HEALTH WATCH: cutting eggs easier than losing weight
MARIA FERNANDEZ has received nearly a half million dollars from the egg industry and writes papers like “Rethinking dietary cholesterol.” She admits that eggs can raise LDL cholesterol, bad cholesterol, but argues that HDL, so-called “good cholesterol,” also rises, thereby maintaining the ratio of bad to good.
To support this assertion, she cites one study that she performed with Egg Board money that involved 42 people.
If we look at a meta-analysis, a measure of the balance of evidence, the rise in bad is much more than the rise in good with increasing cholesterol intake. The analysis of 17 different studies showed that dietary cholesterol increases the ratio of total to HDL cholesterol, suggesting that the favorable rise in HDL fails to compensate for the adverse rise in total and LDL cholesterol.
Therefore, increased intake of dietary cholesterol from eggs may indeed raise the risk of coronary heart disease.
The Egg Board responded (by saying that the increased heart disease risk associated with eating eggs needs to be put in perspective relative to other risk factors, arguing that it’s worse to be overweight than it is to eat eggs, to which the authors of the meta-analysis replied, “Be that as it may, many people do not find it a major hardship to cut back on egg intake, whereas most people find it impossible to lose weight permanently.”
Fine, Fernandez admitted, eggs increase LDL, but she claims that the increase is in large LDL, arguing that large, fluffy LDL particles are not as bad as small, dense particles. Indeed, large LDL only raises heart disease risk of women by 44%, instead of 63% for small LDL. Light large buoyant LDL still significantly increases our risk of dying from our #1 killer. The difference is similar for men: large LDL only increases risk of heart attack or death by 31%, instead of 44%. As the latest review on the subject concluded, LDL cholesterol has “clearly been established as a causal agent in atherosclerosis … Regardless of size, LDL particles are atherogenic.” Yet Egg Board researcher, Fernandez, wrote that the formation of larger LDL from eggs is considered protective against heart disease, relative to small LDL. That’s like saying getting stabbed with a knife is protective–relative to getting shot!

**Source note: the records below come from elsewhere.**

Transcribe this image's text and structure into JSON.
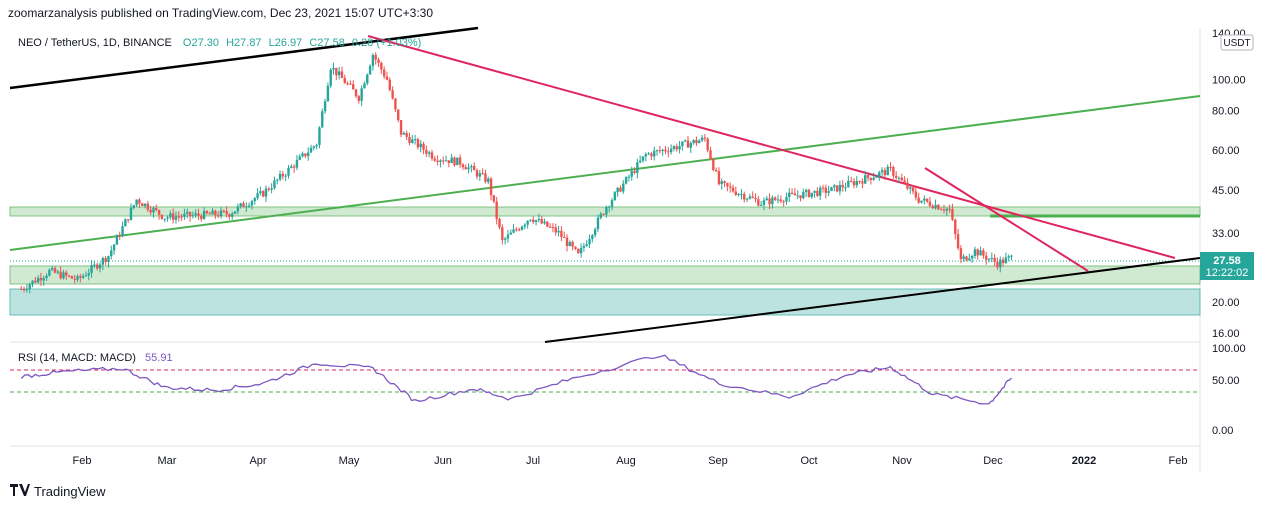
{
  "header": {
    "published_line": "zoomarzanalysis published on TradingView.com, Dec 23, 2021 15:07 UTC+3:30"
  },
  "legend": {
    "symbol": "NEO / TetherUS, 1D, BINANCE",
    "open": "O27.30",
    "high": "H27.87",
    "low": "L26.97",
    "close": "C27.58",
    "change": "0.28 (+1.03%)"
  },
  "price_axis": {
    "currency": "USDT",
    "ticks": [
      "140.00",
      "100.00",
      "80.00",
      "60.00",
      "45.00",
      "33.00",
      "27.58",
      "20.00",
      "16.00"
    ],
    "last_price": "27.58",
    "countdown": "12:22:02"
  },
  "rsi_panel": {
    "label": "RSI (14, MACD: MACD)",
    "value": "55.91",
    "ticks": [
      "100.00",
      "50.00",
      "0.00"
    ],
    "overbought_color": "#e0245e",
    "oversold_color": "#4caf50",
    "line_color": "#7e57c2"
  },
  "time_axis": {
    "labels": [
      "Feb",
      "Mar",
      "Apr",
      "May",
      "Jun",
      "Jul",
      "Aug",
      "Sep",
      "Oct",
      "Nov",
      "Dec",
      "2022",
      "Feb"
    ]
  },
  "footer": {
    "brand": "TradingView",
    "logo_icon": "tradingview-logo-icon"
  },
  "colors": {
    "up_candle": "#26a69a",
    "down_candle": "#ef5350",
    "resistance_line": "#e0245e",
    "channel_green": "#4caf50",
    "channel_black": "#000000",
    "zone_green": "#c8e6c9",
    "zone_teal": "#b2dfdb"
  },
  "chart_data": {
    "type": "candlestick",
    "title": "NEO / TetherUS, 1D, BINANCE",
    "xlabel": "",
    "ylabel": "",
    "y_scale": "log",
    "ylim": [
      15,
      145
    ],
    "x_range": [
      "2021-01-01",
      "2022-02-28"
    ],
    "close_path": [
      [
        "2021-01-05",
        22.0
      ],
      [
        "2021-01-15",
        25.0
      ],
      [
        "2021-01-25",
        23.5
      ],
      [
        "2021-02-05",
        28.0
      ],
      [
        "2021-02-15",
        42.0
      ],
      [
        "2021-02-25",
        37.0
      ],
      [
        "2021-03-10",
        37.5
      ],
      [
        "2021-03-20",
        38.0
      ],
      [
        "2021-04-01",
        44.0
      ],
      [
        "2021-04-10",
        52.0
      ],
      [
        "2021-04-20",
        63.0
      ],
      [
        "2021-04-25",
        110.0
      ],
      [
        "2021-05-05",
        88.0
      ],
      [
        "2021-05-10",
        120.0
      ],
      [
        "2021-05-15",
        100.0
      ],
      [
        "2021-05-20",
        68.0
      ],
      [
        "2021-06-01",
        57.0
      ],
      [
        "2021-06-10",
        55.0
      ],
      [
        "2021-06-20",
        48.0
      ],
      [
        "2021-06-25",
        31.0
      ],
      [
        "2021-07-05",
        37.0
      ],
      [
        "2021-07-15",
        33.0
      ],
      [
        "2021-07-22",
        28.0
      ],
      [
        "2021-08-01",
        40.0
      ],
      [
        "2021-08-15",
        58.0
      ],
      [
        "2021-09-05",
        65.0
      ],
      [
        "2021-09-10",
        47.0
      ],
      [
        "2021-09-25",
        41.0
      ],
      [
        "2021-10-05",
        43.0
      ],
      [
        "2021-10-20",
        45.0
      ],
      [
        "2021-11-10",
        52.0
      ],
      [
        "2021-11-20",
        42.0
      ],
      [
        "2021-12-01",
        39.0
      ],
      [
        "2021-12-05",
        27.0
      ],
      [
        "2021-12-10",
        29.0
      ],
      [
        "2021-12-18",
        26.5
      ],
      [
        "2021-12-23",
        27.58
      ]
    ],
    "rsi_path": [
      [
        "2021-01-05",
        58
      ],
      [
        "2021-01-20",
        65
      ],
      [
        "2021-02-10",
        70
      ],
      [
        "2021-02-25",
        42
      ],
      [
        "2021-03-15",
        38
      ],
      [
        "2021-04-01",
        48
      ],
      [
        "2021-04-20",
        78
      ],
      [
        "2021-05-10",
        70
      ],
      [
        "2021-05-25",
        22
      ],
      [
        "2021-06-15",
        40
      ],
      [
        "2021-06-28",
        25
      ],
      [
        "2021-07-20",
        55
      ],
      [
        "2021-08-20",
        90
      ],
      [
        "2021-09-10",
        48
      ],
      [
        "2021-10-05",
        28
      ],
      [
        "2021-10-25",
        60
      ],
      [
        "2021-11-10",
        72
      ],
      [
        "2021-11-25",
        32
      ],
      [
        "2021-12-15",
        18
      ],
      [
        "2021-12-23",
        55.91
      ]
    ],
    "rsi_levels": [
      70,
      30
    ]
  }
}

Health practitioners should bear in mind, she writes, that “restricting dietary cholesterol puts a burden on egg intake” and leads to the avoidance of a food that contains dietary components like carotenoids and choline. She wrote this in 2012, before the landmark 2013 study showing that choline from eggs appears to increase the risk of stroke, heart attack, and death, so she can be excused for that.
But what about the carotenoids in eggs, like lutein and zeaxanthin, which are so important for protecting vision and reducing cholesterol oxidation? As I explored previously, the amounts of these phytonutrients in eggs are miniscule. One spoonful of spinach contains as much as nine eggs. Comparing the predictable effects on eye health of organic free-range eggs versus corn and spinach, the effect of eggs is tiny.

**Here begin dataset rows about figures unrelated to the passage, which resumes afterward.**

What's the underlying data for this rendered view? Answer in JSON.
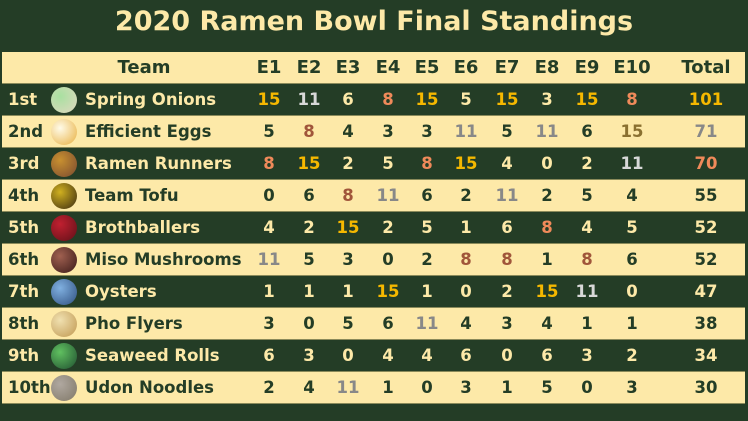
{
  "title": "2020 Ramen Bowl Final Standings",
  "headers": {
    "team": "Team",
    "events": [
      "E1",
      "E2",
      "E3",
      "E4",
      "E5",
      "E6",
      "E7",
      "E8",
      "E9",
      "E10"
    ],
    "total": "Total"
  },
  "colors": {
    "background": "#243d26",
    "light_row": "#fde9a8",
    "gold": "#f5b800",
    "silver": "#d8d8d8",
    "bronze": "#f08a5a"
  },
  "rows": [
    {
      "rank": "1st",
      "team": "Spring Onions",
      "scores": [
        15,
        11,
        6,
        8,
        15,
        5,
        15,
        3,
        15,
        8
      ],
      "total": "101",
      "marble": [
        "#a8e0a0",
        "#e0d8c0"
      ]
    },
    {
      "rank": "2nd",
      "team": "Efficient Eggs",
      "scores": [
        5,
        8,
        4,
        3,
        3,
        11,
        5,
        11,
        6,
        15
      ],
      "total": "71",
      "marble": [
        "#fffbe8",
        "#e8b040"
      ]
    },
    {
      "rank": "3rd",
      "team": "Ramen Runners",
      "scores": [
        8,
        15,
        2,
        5,
        8,
        15,
        4,
        0,
        2,
        11
      ],
      "total": "70",
      "marble": [
        "#c89030",
        "#7a4a30"
      ]
    },
    {
      "rank": "4th",
      "team": "Team Tofu",
      "scores": [
        0,
        6,
        8,
        11,
        6,
        2,
        11,
        2,
        5,
        4
      ],
      "total": "55",
      "marble": [
        "#d0b020",
        "#3a2a10"
      ]
    },
    {
      "rank": "5th",
      "team": "Brothballers",
      "scores": [
        4,
        2,
        15,
        2,
        5,
        1,
        6,
        8,
        4,
        5
      ],
      "total": "52",
      "marble": [
        "#c02030",
        "#601018"
      ]
    },
    {
      "rank": "6th",
      "team": "Miso Mushrooms",
      "scores": [
        11,
        5,
        3,
        0,
        2,
        8,
        8,
        1,
        8,
        6
      ],
      "total": "52",
      "marble": [
        "#a06050",
        "#3a1a18"
      ]
    },
    {
      "rank": "7th",
      "team": "Oysters",
      "scores": [
        1,
        1,
        1,
        15,
        1,
        0,
        2,
        15,
        11,
        0
      ],
      "total": "47",
      "marble": [
        "#80b0e0",
        "#305080"
      ]
    },
    {
      "rank": "8th",
      "team": "Pho Flyers",
      "scores": [
        3,
        0,
        5,
        6,
        11,
        4,
        3,
        4,
        1,
        1
      ],
      "total": "38",
      "marble": [
        "#f0e0b0",
        "#c09850"
      ]
    },
    {
      "rank": "9th",
      "team": "Seaweed Rolls",
      "scores": [
        6,
        3,
        0,
        4,
        4,
        6,
        0,
        6,
        3,
        2
      ],
      "total": "34",
      "marble": [
        "#60c060",
        "#205030"
      ]
    },
    {
      "rank": "10th",
      "team": "Udon Noodles",
      "scores": [
        2,
        4,
        11,
        1,
        0,
        3,
        1,
        5,
        0,
        3
      ],
      "total": "30",
      "marble": [
        "#b0a8a0",
        "#807868"
      ]
    }
  ]
}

What about the effects of eggs on cholesterol oxidation? We’ve known for decades that LDL cholesterol is bad, but oxidized LDL is even worse. Therefore, according to Fernandez, since eggs have trace amounts of antioxidants, eggs may prevent cholesterol oxidation.

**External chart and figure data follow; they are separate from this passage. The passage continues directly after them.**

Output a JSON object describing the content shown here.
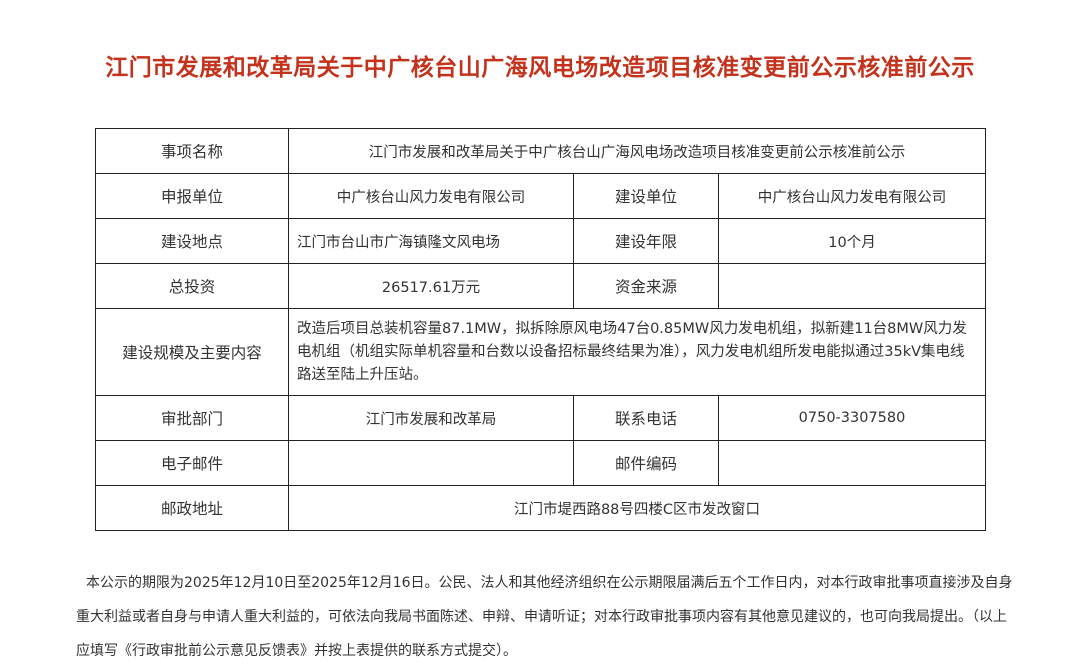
{
  "title": "江门市发展和改革局关于中广核台山广海风电场改造项目核准变更前公示核准前公示",
  "table": {
    "item_name_label": "事项名称",
    "item_name": "江门市发展和改革局关于中广核台山广海风电场改造项目核准变更前公示核准前公示",
    "applicant_label": "申报单位",
    "applicant": "中广核台山风力发电有限公司",
    "builder_label": "建设单位",
    "builder": "中广核台山风力发电有限公司",
    "location_label": "建设地点",
    "location": "江门市台山市广海镇隆文风电场",
    "duration_label": "建设年限",
    "duration": "10个月",
    "investment_label": "总投资",
    "investment": "26517.61万元",
    "funding_label": "资金来源",
    "funding": "",
    "scope_label": "建设规模及主要内容",
    "scope": "改造后项目总装机容量87.1MW，拟拆除原风电场47台0.85MW风力发电机组，拟新建11台8MW风力发电机组（机组实际单机容量和台数以设备招标最终结果为准），风力发电机组所发电能拟通过35kV集电线路送至陆上升压站。",
    "dept_label": "审批部门",
    "dept": "江门市发展和改革局",
    "phone_label": "联系电话",
    "phone": "0750-3307580",
    "email_label": "电子邮件",
    "email": "",
    "postcode_label": "邮件编码",
    "postcode": "",
    "address_label": "邮政地址",
    "address": "江门市堤西路88号四楼C区市发改窗口"
  },
  "notice": "本公示的期限为2025年12月10日至2025年12月16日。公民、法人和其他经济组织在公示期限届满后五个工作日内，对本行政审批事项直接涉及自身重大利益或者自身与申请人重大利益的，可依法向我局书面陈述、申辩、申请听证；对本行政审批事项内容有其他意见建议的，也可向我局提出。（以上应填写《行政审批前公示意见反馈表》并按上表提供的联系方式提交）。",
  "colors": {
    "title": "#c4321c",
    "border": "#222222"
  }
}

But the science shows the exact opposite. Consumption of eggs increases the susceptibility of LDL cholesterol to oxidation. The researchers found that not only does eating eggs raise LDL levels, but also increases LDL oxidizability, in addition to the oxidizability of our entire bloodstream. This was published 18 years ago, yet Fernandez still tries to insinuate that eggs would reduce oxidation.
She acknowledges receiving funding from the American Egg Board, and then claims she has no conflicts of interest.